Sunday, 19 October 2014

Light blue plantain T-shirt

I also really wanted to try the dear and doe patterns, I like the bodice of the centaurĂ©e dress a lot. But it is fall not summer and I have a ton of summer dresses, I don’t need another one. When I was browsing the shop I saw the free Plantain pattern and I decided to make that first before buying a pattern. This way I could see if I understand the instructions and how there sizing is. The instructions where easy to follow. The only downside is how much paper you need to print it.

Long sleeved T-shirts are a staple in my autumn/winter wardrobe. I like to wear them with big knitted cardigans. So the plantain T-shirt is really my style. I made a size 38 and it fits perfect. The bottom is a bit wider and that makes it a really flattering fit. I also like that the neckline nice and open that way I can wear it under a sweater for extra warmth.  I didn’t add the elbow patches because I didn’t have any fabric that would go well with the T-shirt.

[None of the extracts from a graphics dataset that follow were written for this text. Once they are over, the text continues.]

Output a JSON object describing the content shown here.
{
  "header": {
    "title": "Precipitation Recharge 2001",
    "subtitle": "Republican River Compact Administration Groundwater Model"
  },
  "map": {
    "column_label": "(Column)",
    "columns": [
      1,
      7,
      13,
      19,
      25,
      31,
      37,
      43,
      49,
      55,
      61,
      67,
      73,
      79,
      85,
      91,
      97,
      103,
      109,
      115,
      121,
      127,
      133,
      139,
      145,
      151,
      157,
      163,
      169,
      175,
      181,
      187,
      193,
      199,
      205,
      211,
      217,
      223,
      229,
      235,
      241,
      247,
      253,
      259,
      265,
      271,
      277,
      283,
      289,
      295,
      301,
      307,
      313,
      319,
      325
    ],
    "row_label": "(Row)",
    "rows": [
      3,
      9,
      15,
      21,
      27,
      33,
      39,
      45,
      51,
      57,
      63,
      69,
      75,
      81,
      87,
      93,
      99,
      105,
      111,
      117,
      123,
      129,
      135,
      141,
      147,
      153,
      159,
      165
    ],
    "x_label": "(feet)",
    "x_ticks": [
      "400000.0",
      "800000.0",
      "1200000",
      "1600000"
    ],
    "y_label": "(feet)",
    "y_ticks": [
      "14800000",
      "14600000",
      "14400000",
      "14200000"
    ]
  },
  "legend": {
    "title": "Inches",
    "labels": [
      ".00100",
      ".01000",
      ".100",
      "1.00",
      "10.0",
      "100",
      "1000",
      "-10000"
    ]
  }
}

Sadly when I was finishing the sleeves and the bottom with a twin needle my sewing machine acted weird.  At some points it would not feed the fabric trough and it would continue to stitch at the same place. I don’t know why I tried to adjust everything the tension on the threats, the stitch length,… but it continued to do that. It made a few small holes in the fabric. You don’t notice them much because I stitched over them but I know they are there. So this one is going to be a T-shirt to wear under a sweater.

Sunday, 5 October 2014

Blue AVA top

The second pattern I have used from my perfect pattern parcel 1 purchase is the AVA dress pattern by Victory patterns. They included a copy shop sized pattern as well as a print at home A4 size. That was awesome, I’m an architecture student and I have easy access to A1-A0 sized printers so not having to tape al the pattern pieces together was great I really like the peplum look of the top so I decided to make that one. I wanted to use the leftover fabric from the transparent dark blue knipmode dress as contrast at the top. So I went to the same fabric outlet shop to find a blue opaque fabric that I could use as the shell fabric. I did fined fabric in the same colour as the fabric from the dress. It’s not the same texture, it’s a lot softer and more drapy that the cotton but I like them together.
According to my measurements I’m a size 6 (the bust matches perfectly and my waist is slightly bigger). The size 6 was way too big for me, it is supposed to fit at the bust and flare out from the waist. So I made the top 3cm smaller on each side at the bust and 1.5cm at the waist. I think a size 4 would have fit me without any alterations so I make a size smaller next time. I didn’t understand the instructions completely, I made version 2 but shorter. After I finised the top I realised that I didn’t use two pieces  G and H, the front and back bodice binding. The instructions say that F and G are optional (the front and back bodice binding). So didn’t need to use G (the front bodice binding) but no idea why I would need to use bias binding when sewing the two back pieces together. I just sewed them together and that worked out fine. Please tell me if you know what I did wrong.

I will make this pattern again, I love the fit and look of the top and I want to make the dress as well. With a thicker fabric and maybe lace on the top it would be an awesome party dress for the holidays.